Secular Jews with advanced degrees: Evil squared.
Hasidic Jews: Awsome.
Yom Hashoa: Bad for the Jews, (and created by bad Jews, besides)
What follows are the innocuous comments I made to her post, comments that will, no doubt, be deleted by COB.
Toby: In a similar vein, Victor Frankl, in his book Man’s Search for Meaning, describes how those of his fellow prisoners who were religious Jews, especially chassidim, were able to keep up their will to live in the concentration camps. They maintained their internal spiritual independence and superiority to their Nazi captors, while people who had lost all sense of meaning in their lives, especially the most assimilated German Jewish professors and doctors, quickly succumbed to despair and threw themselves on the electrified fences. He writes that the religious Jews had a sense of themselves as part of the flow of Jewish history and could make some sense of their ordeal, while the most secular Jews could not make sense of any of it and were in a state of shock and disbelief
DovBear: At best this is selective history; at worst it’s wishful thinking. Though Victor Frankl may have chosen not to write about it (I have not read his book) other historians tell of hasidic families that (lo alainu) sold their daughters for bread, and worse. It’s a terrible slander, and a terrible generalization to say that “most assimilated German Jewish professors and doctors, quickly succumbed to despair and threw themselves on the electrified fences.” Though you may choose to believe that secular Jews lost their dignity, while religious Jews did not, the real world is not nearly so neat and tidy.
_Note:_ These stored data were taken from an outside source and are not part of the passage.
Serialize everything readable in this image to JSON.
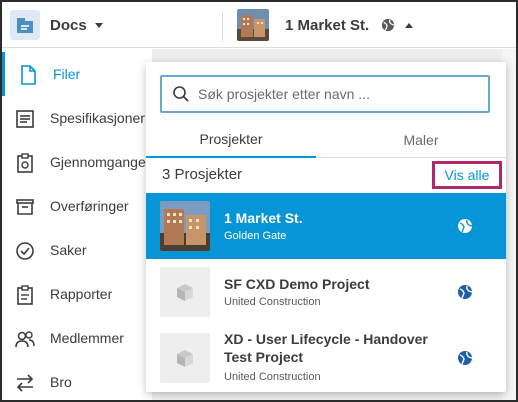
{
  "topbar": {
    "app_name": "Docs",
    "project_name": "1 Market St."
  },
  "sidebar": {
    "items": [
      {
        "label": "Filer",
        "icon": "document-icon",
        "active": true
      },
      {
        "label": "Spesifikasjoner",
        "icon": "list-icon",
        "active": false
      },
      {
        "label": "Gjennomganger",
        "icon": "review-icon",
        "active": false
      },
      {
        "label": "Overføringer",
        "icon": "transfer-icon",
        "active": false
      },
      {
        "label": "Saker",
        "icon": "check-circle-icon",
        "active": false
      },
      {
        "label": "Rapporter",
        "icon": "report-icon",
        "active": false
      },
      {
        "label": "Medlemmer",
        "icon": "people-icon",
        "active": false
      },
      {
        "label": "Bro",
        "icon": "bridge-arrows-icon",
        "active": false
      }
    ]
  },
  "panel": {
    "search_placeholder": "Søk prosjekter etter navn ...",
    "tabs": [
      "Prosjekter",
      "Maler"
    ],
    "count_label": "3 Prosjekter",
    "see_all": "Vis alle",
    "projects": [
      {
        "name": "1 Market St.",
        "company": "Golden Gate",
        "selected": true
      },
      {
        "name": "SF CXD Demo Project",
        "company": "United Construction",
        "selected": false
      },
      {
        "name": "XD - User Lifecycle - Handover Test Project",
        "company": "United Construction",
        "selected": false
      }
    ]
  },
  "colors": {
    "accent": "#0696d7",
    "highlight_border": "#b0286b",
    "search_border": "#69a8d4"
  }
}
Toby: We have a date for remembering and grieving and weeping over our losses. That date is Tisha B’Av.”
DovBear: It’s simply not true to say that Tisha B’av is the only day for mourning. As noted, we have other fast days (including tzom gedalia) and Sefira which (according to Samsom Repahael Hirsch in Chorev) has as much to do with the Crusades as it does with the loss of Rabbi Akiva’s school. We also have the long established right to establish, as a community, days for mourning, for repentance, and for celebration.
Yom Hashoa isn’t rejected by the Haredim “because we have Tisha Bav.” It’s rejected by the Haredim because it wasn’t their idea, with the business about Tisha B’av being a convinient dodge.